The latest of several reports by the Parkland Institute and Corporate Mapping Project was released on March 10: The Future of Alberta’s Oil Sands Industry : More Production, Less Capital, Fewer Jobs . Author Ian Hussey argues that a managed decline of the industry is needed, and that it is now in its mature phase – with 53,119 jobs lost between 2014 through 2019. With this maturity comes fewer construction projects, and technological change is driving down operational employment. Although most people are aware of the adoption of driverless trucks, Hussey also discusses horizontal multi-well drilling pads; supervisory control and data acquisition, remote monitoring, and information technology and analytics; and replicated designs and modularization. In sum,
“Despite the growth in production, fewer and fewer employees are needed. In 2019, overall productivity per employee in Canada’s oil and gas industry was 47% higher than in 2011, and productivity in the oil sands was 72% higher in 2019 than 2011. This indicates that the jobs that have been lost in recent years are likely not coming back.

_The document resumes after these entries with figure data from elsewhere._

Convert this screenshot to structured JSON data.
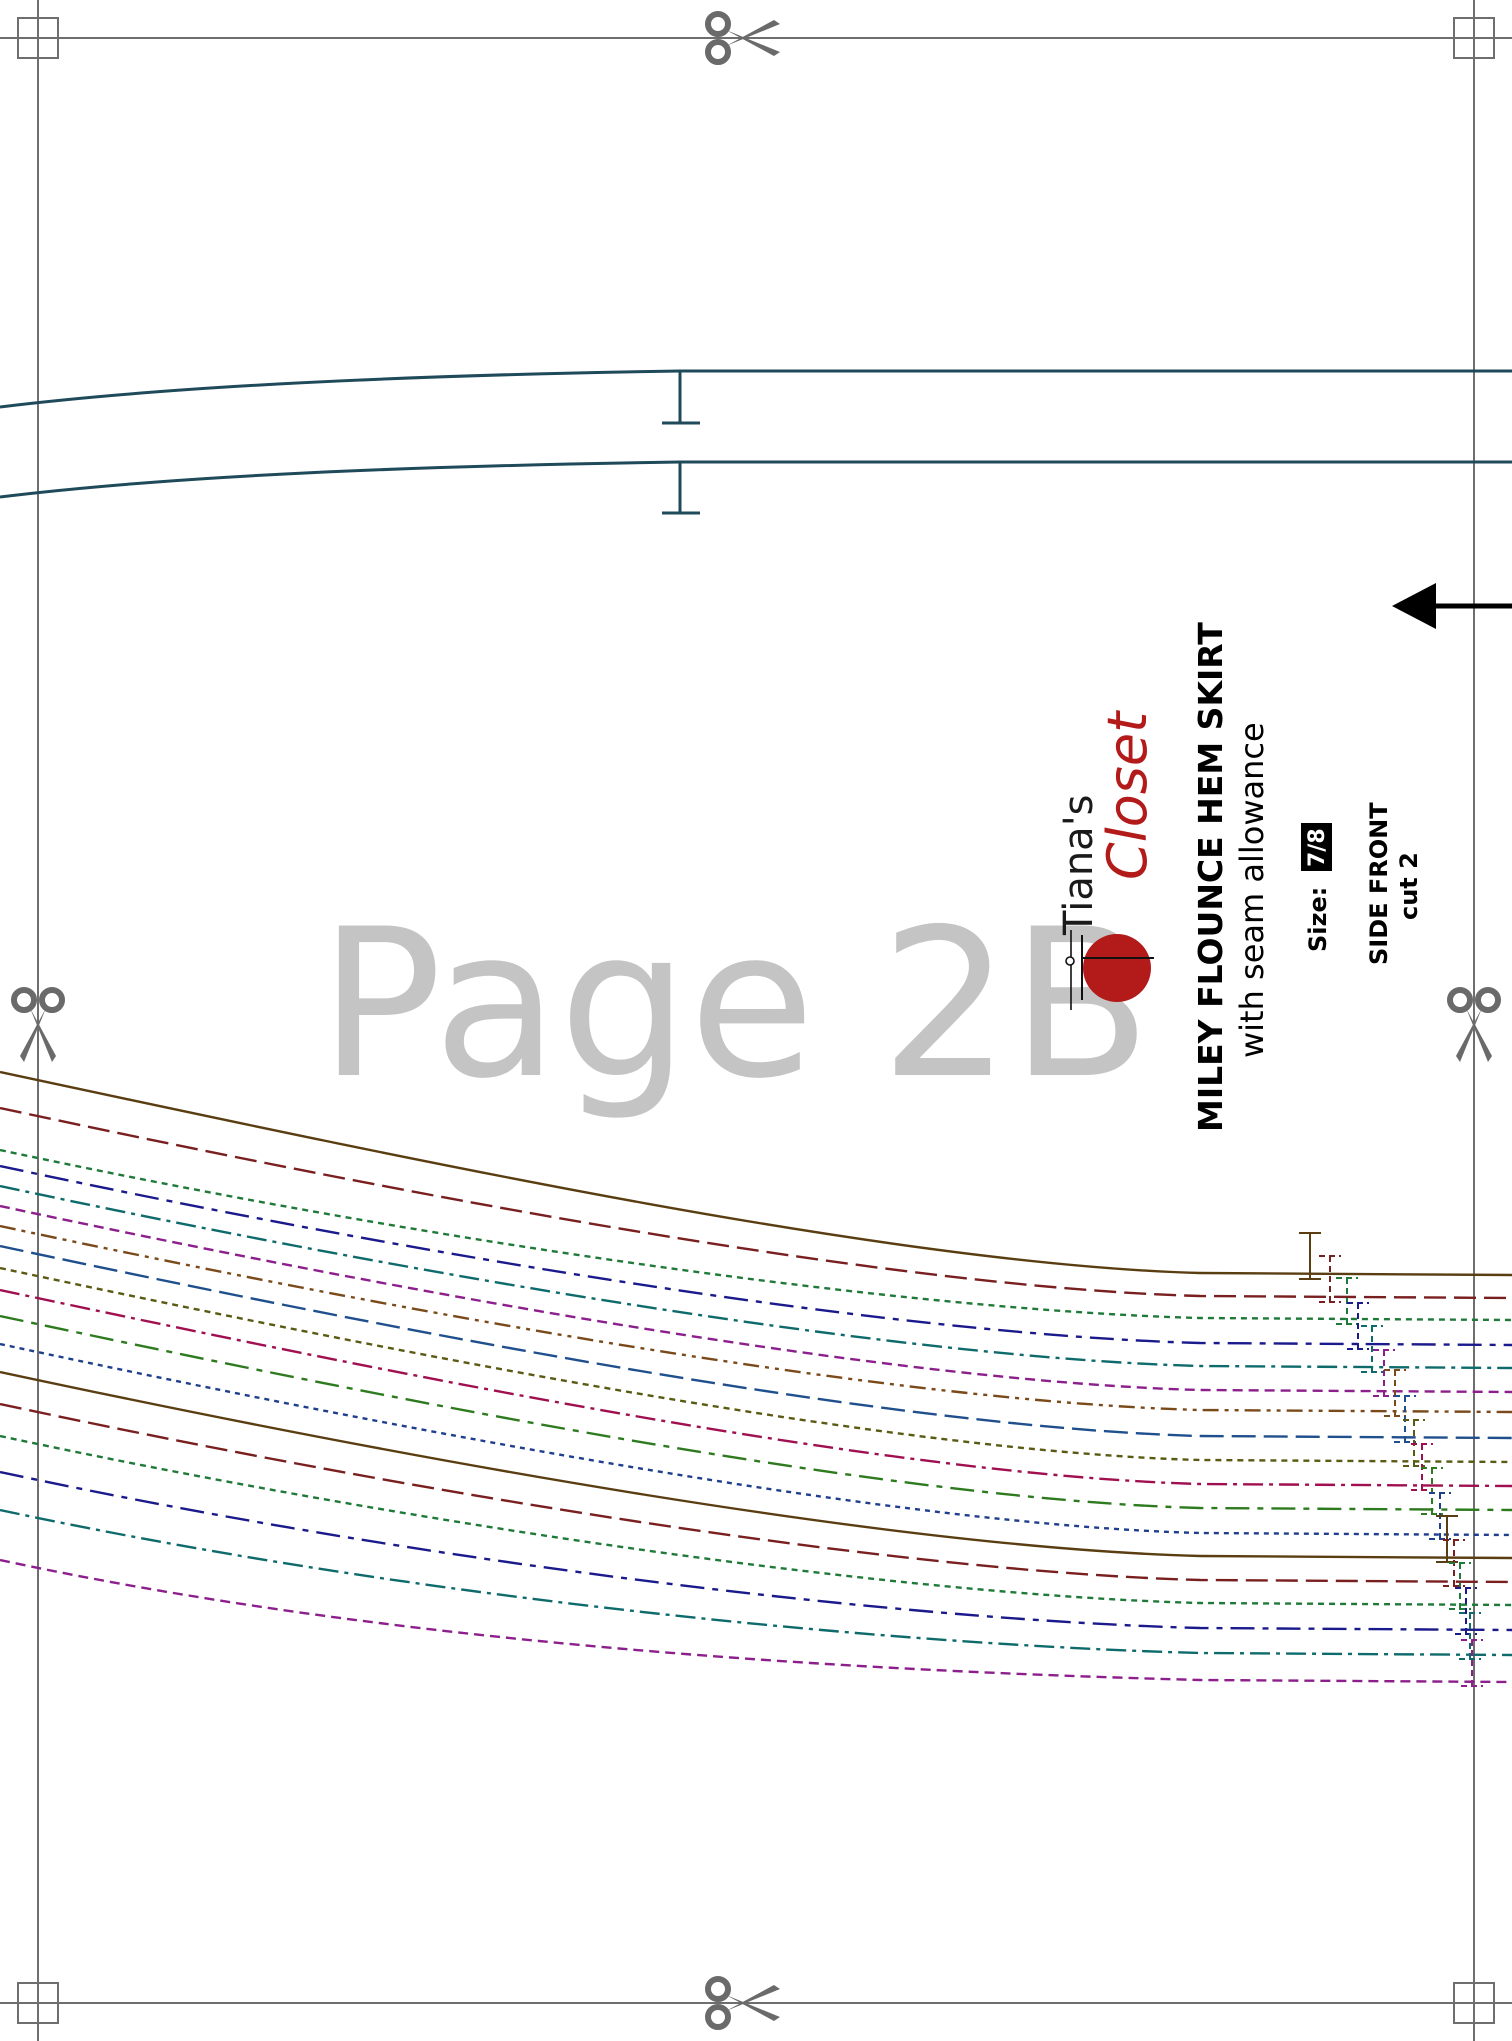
{
  "page_label": "Page 2B",
  "brand": {
    "line1": "Tiana's",
    "line2": "Closet",
    "accent_color": "#b31b1b"
  },
  "pattern": {
    "title": "MILEY FLOUNCE HEM SKIRT",
    "subtitle": "with seam allowance",
    "size_label": "Size:",
    "size_value": "7/8",
    "piece_name": "SIDE FRONT",
    "cut_instruction": "cut 2"
  },
  "icons": [
    "scissors-icon",
    "registration-mark-icon",
    "grainline-arrow-icon"
  ],
  "line_colors": [
    "#5a3e12",
    "#7a1f1f",
    "#1f7a3a",
    "#1a1a8c",
    "#0f6b6b",
    "#8c1f8c",
    "#7a4a1a",
    "#1f4f8c",
    "#5a5a12",
    "#a01050",
    "#2e7a1f",
    "#1f3f8c"
  ]
}
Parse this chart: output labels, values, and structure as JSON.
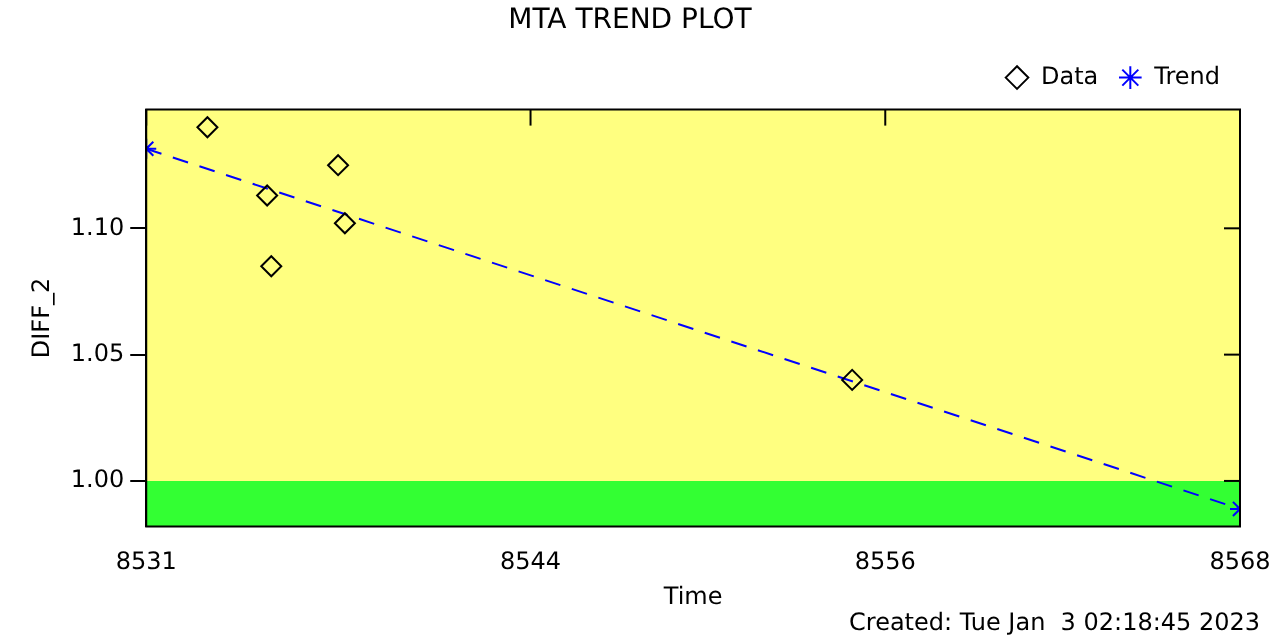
{
  "chart_data": {
    "type": "scatter",
    "title": "MTA TREND PLOT",
    "xlabel": "Time",
    "ylabel": "DIFF_2",
    "annotations": [
      "Created: Tue Jan  3 02:18:45 2023"
    ],
    "xlim": [
      8531,
      8568
    ],
    "xticks": [
      8531,
      8544,
      8556,
      8568
    ],
    "ylim": [
      0.982,
      1.147
    ],
    "yticks": [
      {
        "value": 1.0,
        "label": "1.00"
      },
      1.05,
      {
        "value": 1.1,
        "label": "1.10"
      }
    ],
    "grid": false,
    "legend": "top right",
    "bands": [
      {
        "axis": "y",
        "from": 0.982,
        "to": 1.0,
        "color": "#33ff33"
      },
      {
        "axis": "y",
        "from": 1.0,
        "to": 1.147,
        "color": "#ffff80"
      }
    ],
    "series": [
      {
        "name": "Data",
        "color": "#000000",
        "marker": "diamond",
        "x": [
          8533.07,
          8535.09,
          8535.23,
          8537.49,
          8537.72,
          8554.88
        ],
        "values": [
          1.14,
          1.113,
          1.085,
          1.125,
          1.102,
          1.04
        ]
      },
      {
        "name": "Trend",
        "type": "line",
        "color": "#0000ff",
        "marker": "cross",
        "line_style": "dashed",
        "x": [
          8531,
          8568
        ],
        "values": [
          1.1315,
          0.9889
        ]
      }
    ]
  }
}
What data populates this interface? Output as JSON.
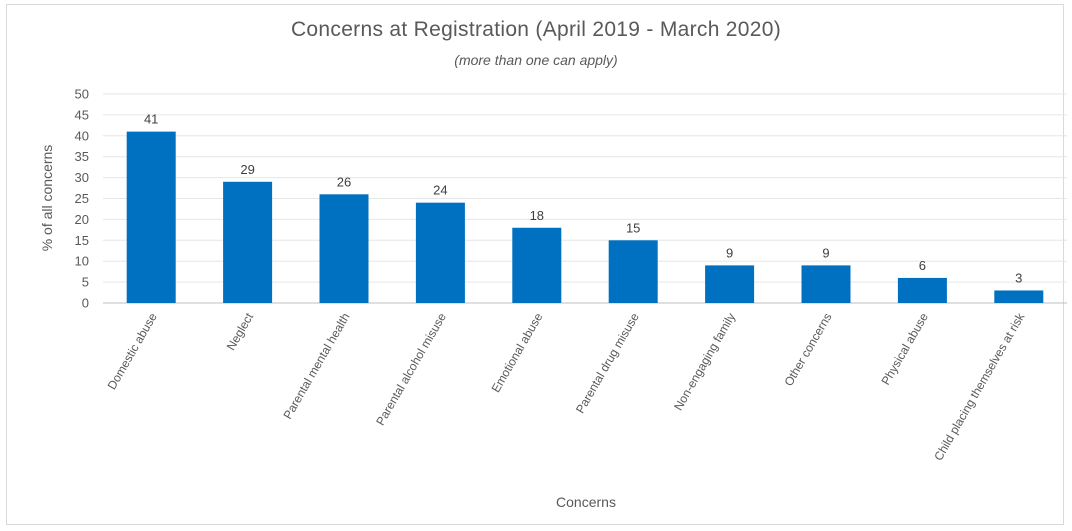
{
  "chart_data": {
    "type": "bar",
    "title": "Concerns  at Registration (April 2019 - March 2020)",
    "subtitle": "(more than one can apply)",
    "xlabel": "Concerns",
    "ylabel": "% of all concerns",
    "ylim": [
      0,
      50
    ],
    "yticks": [
      0,
      5,
      10,
      15,
      20,
      25,
      30,
      35,
      40,
      45,
      50
    ],
    "grid": true,
    "legend": "none",
    "bar_color": "#0070C0",
    "categories": [
      "Domestic abuse",
      "Neglect",
      "Parental mental health",
      "Parental alcohol misuse",
      "Emotional abuse",
      "Parental drug misuse",
      "Non-engaging family",
      "Other concerns",
      "Physical abuse",
      "Child placing themselves at risk"
    ],
    "values": [
      41,
      29,
      26,
      24,
      18,
      15,
      9,
      9,
      6,
      3
    ]
  }
}
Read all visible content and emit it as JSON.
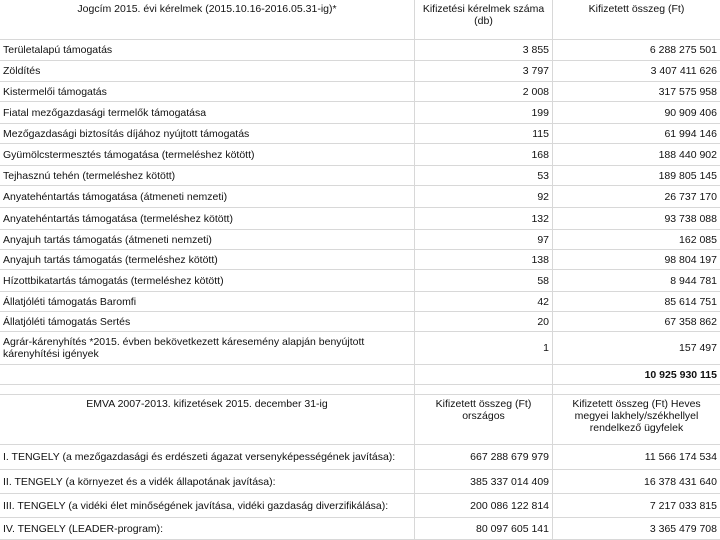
{
  "table1": {
    "header": [
      "Jogcím 2015. évi kérelmek (2015.10.16-2016.05.31-ig)*",
      "Kifizetési kérelmek száma (db)",
      "Kifizetett összeg (Ft)"
    ],
    "rows": [
      [
        "Területalapú támogatás",
        "3 855",
        "6 288 275 501"
      ],
      [
        "Zöldítés",
        "3 797",
        "3 407 411 626"
      ],
      [
        "Kistermelői támogatás",
        "2 008",
        "317 575 958"
      ],
      [
        "Fiatal mezőgazdasági termelők támogatása",
        "199",
        "90 909 406"
      ],
      [
        "Mezőgazdasági biztosítás díjához nyújtott támogatás",
        "115",
        "61 994 146"
      ],
      [
        "Gyümölcstermesztés támogatása (termeléshez kötött)",
        "168",
        "188 440 902"
      ],
      [
        "Tejhasznú tehén (termeléshez kötött)",
        "53",
        "189 805 145"
      ],
      [
        "Anyatehéntartás támogatása (átmeneti nemzeti)",
        "92",
        "26 737 170"
      ],
      [
        "Anyatehéntartás támogatása (termeléshez kötött)",
        "132",
        "93 738 088"
      ],
      [
        "Anyajuh tartás támogatás (átmeneti nemzeti)",
        "97",
        "162 085"
      ],
      [
        "Anyajuh tartás támogatás (termeléshez kötött)",
        "138",
        "98 804 197"
      ],
      [
        "Hízottbikatartás támogatás (termeléshez kötött)",
        "58",
        "8 944 781"
      ],
      [
        "Állatjóléti támogatás Baromfi",
        "42",
        "85 614 751"
      ],
      [
        "Állatjóléti támogatás Sertés",
        "20",
        "67 358 862"
      ],
      [
        "Agrár-kárenyhítés *2015. évben bekövetkezett káresemény alapján benyújtott kárenyhítési igények",
        "1",
        "157 497"
      ]
    ],
    "total": "10 925 930 115"
  },
  "table2": {
    "header": [
      "EMVA 2007-2013. kifizetések 2015. december 31-ig",
      "Kifizetett összeg (Ft) országos",
      "Kifizetett összeg (Ft) Heves megyei lakhely/székhellyel rendelkező ügyfelek"
    ],
    "rows": [
      [
        "I. TENGELY (a mezőgazdasági és erdészeti ágazat versenyképességének javítása):",
        "667 288 679 979",
        "11 566 174 534"
      ],
      [
        "II. TENGELY (a környezet és a vidék állapotának javítása):",
        "385 337 014 409",
        "16 378 431 640"
      ],
      [
        "III. TENGELY (a vidéki élet minőségének javítása, vidéki gazdaság diverzifikálása):",
        "200 086 122 814",
        "7 217 033 815"
      ],
      [
        "IV. TENGELY (LEADER-program):",
        "80 097 605 141",
        "3 365 479 708"
      ]
    ]
  }
}
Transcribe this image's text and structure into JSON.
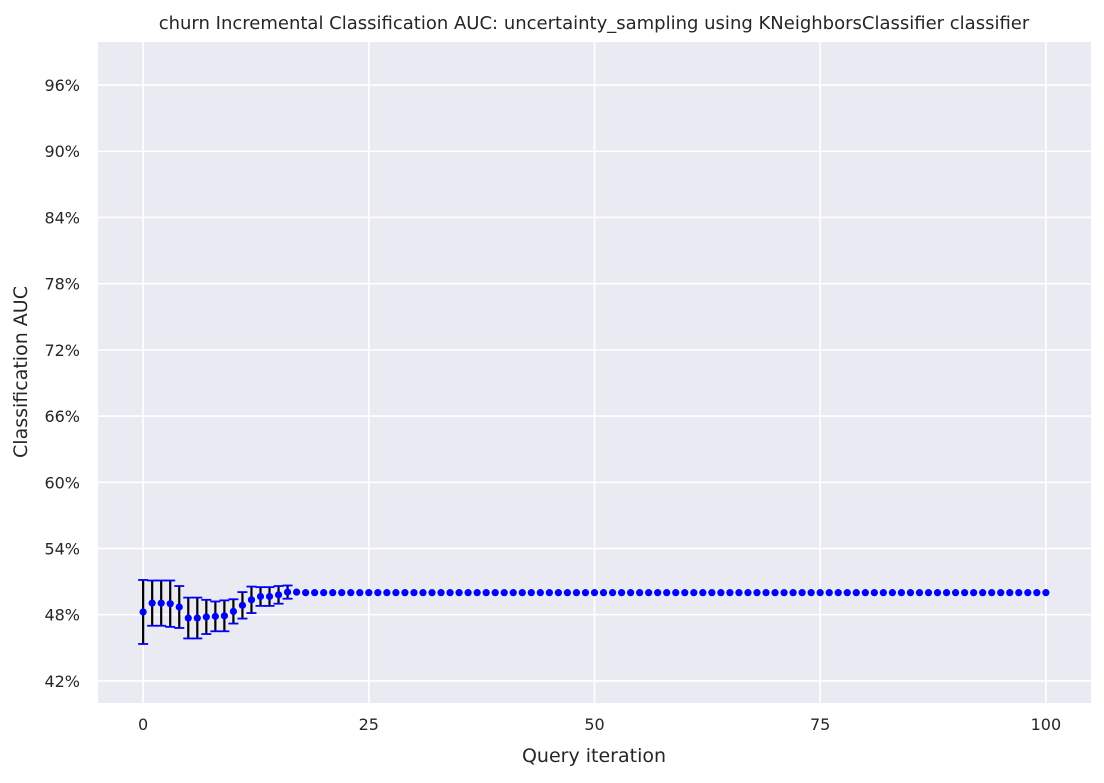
{
  "chart_data": {
    "type": "scatter",
    "title": "churn Incremental Classification AUC: uncertainty_sampling using KNeighborsClassifier classifier",
    "xlabel": "Query iteration",
    "ylabel": "Classification AUC",
    "xlim": [
      -5,
      105
    ],
    "ylim": [
      0.4,
      0.999
    ],
    "xticks": [
      0,
      25,
      50,
      75,
      100
    ],
    "xtick_labels": [
      "0",
      "25",
      "50",
      "75",
      "100"
    ],
    "yticks": [
      0.42,
      0.48,
      0.54,
      0.6,
      0.66,
      0.72,
      0.78,
      0.84,
      0.9,
      0.96
    ],
    "ytick_labels": [
      "42%",
      "48%",
      "54%",
      "60%",
      "66%",
      "72%",
      "78%",
      "84%",
      "90%",
      "96%"
    ],
    "grid": true,
    "style": {
      "background": "#eaeaf2",
      "grid": "#ffffff",
      "marker": "#0000ff",
      "errorbar": "#000000",
      "caps": "#0000ff"
    },
    "series": [
      {
        "x": [
          0,
          1,
          2,
          3,
          4,
          5,
          6,
          7,
          8,
          9,
          10,
          11,
          12,
          13,
          14,
          15,
          16,
          17,
          18,
          19,
          20,
          21,
          22,
          23,
          24,
          25,
          26,
          27,
          28,
          29,
          30,
          31,
          32,
          33,
          34,
          35,
          36,
          37,
          38,
          39,
          40,
          41,
          42,
          43,
          44,
          45,
          46,
          47,
          48,
          49,
          50,
          51,
          52,
          53,
          54,
          55,
          56,
          57,
          58,
          59,
          60,
          61,
          62,
          63,
          64,
          65,
          66,
          67,
          68,
          69,
          70,
          71,
          72,
          73,
          74,
          75,
          76,
          77,
          78,
          79,
          80,
          81,
          82,
          83,
          84,
          85,
          86,
          87,
          88,
          89,
          90,
          91,
          92,
          93,
          94,
          95,
          96,
          97,
          98,
          99,
          100
        ],
        "y": [
          0.4825,
          0.4905,
          0.4905,
          0.49,
          0.487,
          0.477,
          0.477,
          0.478,
          0.4785,
          0.479,
          0.483,
          0.4885,
          0.4935,
          0.4965,
          0.4965,
          0.498,
          0.5005,
          0.5005,
          0.5,
          0.5,
          0.5,
          0.5,
          0.5,
          0.5,
          0.5,
          0.5,
          0.5,
          0.5,
          0.5,
          0.5,
          0.5,
          0.5,
          0.5,
          0.5,
          0.5,
          0.5,
          0.5,
          0.5,
          0.5,
          0.5,
          0.5,
          0.5,
          0.5,
          0.5,
          0.5,
          0.5,
          0.5,
          0.5,
          0.5,
          0.5,
          0.5,
          0.5,
          0.5,
          0.5,
          0.5,
          0.5,
          0.5,
          0.5,
          0.5,
          0.5,
          0.5,
          0.5,
          0.5,
          0.5,
          0.5,
          0.5,
          0.5,
          0.5,
          0.5,
          0.5,
          0.5,
          0.5,
          0.5,
          0.5,
          0.5,
          0.5,
          0.5,
          0.5,
          0.5,
          0.5,
          0.5,
          0.5,
          0.5,
          0.5,
          0.5,
          0.5,
          0.5,
          0.5,
          0.5,
          0.5,
          0.5,
          0.5,
          0.5,
          0.5,
          0.5,
          0.5,
          0.5,
          0.5,
          0.5,
          0.5,
          0.5
        ],
        "yerr": [
          0.029,
          0.0205,
          0.0205,
          0.021,
          0.019,
          0.0185,
          0.0185,
          0.0155,
          0.0135,
          0.014,
          0.011,
          0.012,
          0.012,
          0.0085,
          0.0085,
          0.008,
          0.006,
          0.0005,
          0,
          0,
          0,
          0,
          0,
          0,
          0,
          0,
          0,
          0,
          0,
          0,
          0,
          0,
          0,
          0,
          0,
          0,
          0,
          0,
          0,
          0,
          0,
          0,
          0,
          0,
          0,
          0,
          0,
          0,
          0,
          0,
          0,
          0,
          0,
          0,
          0,
          0,
          0,
          0,
          0,
          0,
          0,
          0,
          0,
          0,
          0,
          0,
          0,
          0,
          0,
          0,
          0,
          0,
          0,
          0,
          0,
          0,
          0,
          0,
          0,
          0,
          0,
          0,
          0,
          0,
          0,
          0,
          0,
          0,
          0,
          0,
          0,
          0,
          0,
          0,
          0,
          0,
          0,
          0,
          0,
          0,
          0
        ]
      }
    ]
  }
}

Production is at an all-time high and has increased 23% since 2014, while jobs have declined by 23% since 2014.”
The report also profiles the “ Big Five” oil and gas companies operating in Alberta: Suncor Energy, Canadian Natural Resources Limited (CNRL), Imperial Oil, Cenovus Energy, and Husky Energy – providing statistics on their production, reserves, profits and shareholder returns, and capital spending.